I feel a little like I'm bringing my Dad in for Career day. When I was little, what I knew about my dad's job is that he wrote and read, all day, every day. The details of his various teaching positions are far less important to me than the image of Dad sitting in his favorite chair, favorite reading light nearby, reading in the evenings. And guess what - now I spend my days exactly the same way, except for the being-attached-to-a-keyboard part. So I'm not a law professor like my dad - like i said, the details aren't important. What's important is we're both word people, a gift he passed on not just to me but to my brother and sister as well.
Except, um, I don't always understand my dad's words. He teaches
law and writes law and history books and does stuff like help approve Sotomayor, all of which is waaaaay over my head. (That's Dad hanging out with Chief Justice Roberts. Of, like, the Supreme freaking Court.)
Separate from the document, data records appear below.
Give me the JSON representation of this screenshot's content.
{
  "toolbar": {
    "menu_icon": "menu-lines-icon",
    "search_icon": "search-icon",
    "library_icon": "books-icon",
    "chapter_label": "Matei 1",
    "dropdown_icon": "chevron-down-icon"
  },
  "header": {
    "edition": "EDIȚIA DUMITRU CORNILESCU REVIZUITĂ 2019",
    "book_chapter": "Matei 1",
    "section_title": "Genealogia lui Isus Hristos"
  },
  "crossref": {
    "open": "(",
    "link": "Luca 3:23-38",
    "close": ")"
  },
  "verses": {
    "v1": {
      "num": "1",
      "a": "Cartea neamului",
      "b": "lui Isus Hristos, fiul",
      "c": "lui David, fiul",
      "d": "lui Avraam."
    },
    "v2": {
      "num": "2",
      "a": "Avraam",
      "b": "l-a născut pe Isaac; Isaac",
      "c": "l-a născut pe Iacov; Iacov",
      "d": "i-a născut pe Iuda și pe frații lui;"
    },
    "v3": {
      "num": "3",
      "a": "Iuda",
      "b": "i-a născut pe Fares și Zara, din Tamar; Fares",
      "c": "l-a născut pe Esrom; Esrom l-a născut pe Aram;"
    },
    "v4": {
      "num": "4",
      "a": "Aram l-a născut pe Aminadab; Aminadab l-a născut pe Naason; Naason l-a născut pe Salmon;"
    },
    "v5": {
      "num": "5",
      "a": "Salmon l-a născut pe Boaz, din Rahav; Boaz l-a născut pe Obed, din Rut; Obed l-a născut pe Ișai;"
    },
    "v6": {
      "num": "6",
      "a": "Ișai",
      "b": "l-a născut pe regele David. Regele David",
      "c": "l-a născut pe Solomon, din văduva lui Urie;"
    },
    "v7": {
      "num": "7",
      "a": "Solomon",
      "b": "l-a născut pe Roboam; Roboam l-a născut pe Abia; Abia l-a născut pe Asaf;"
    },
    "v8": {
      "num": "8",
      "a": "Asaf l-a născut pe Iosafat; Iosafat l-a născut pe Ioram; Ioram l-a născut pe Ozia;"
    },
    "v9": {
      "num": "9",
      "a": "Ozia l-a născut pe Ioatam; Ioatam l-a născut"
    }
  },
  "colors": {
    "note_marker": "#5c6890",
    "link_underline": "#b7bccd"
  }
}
Here's what Dad emailed me today. Um, I don't get any of it at all. But it sounds smart. Good job, Dad!
Unless you are a Federal Courts geek, you probably paid little or no attention to the US Supreme Court’s decision in Haywood v. Drown (129 S.Ct. 2108), handed down at the end of the last term. It held that a state may not divert section 1983 damage claims against state actors (corrections officers) from courts of general jurisdiction having jurisdiction over comparable claims to a court of limited jurisdiction (the Claims Court). (The effect would have been to deny such claims altogether, since a state is not a “person” for section 1983 purposes.) That may sound narrow and technical, even to lawyers, but there are momentous issues lurking under the surface, chiefly the obligation of state courts to enforce federal rights and the even broader issues of federal supremacy and supposed state sovereignty. Anyway, a group of Fed Cts teachers, incl. me, joined in an amicus brief urging that result. The heavy lifting was done by Steven Vladeck of AU, Lauren Robel of Indiana, and David Shapiro of Harvard. I didn’t do anything more than a little pedantic editorial quibbling, but I was in stellar company: Judith Resnick of Yale, Erwin Chemerinsky at Irvine et al.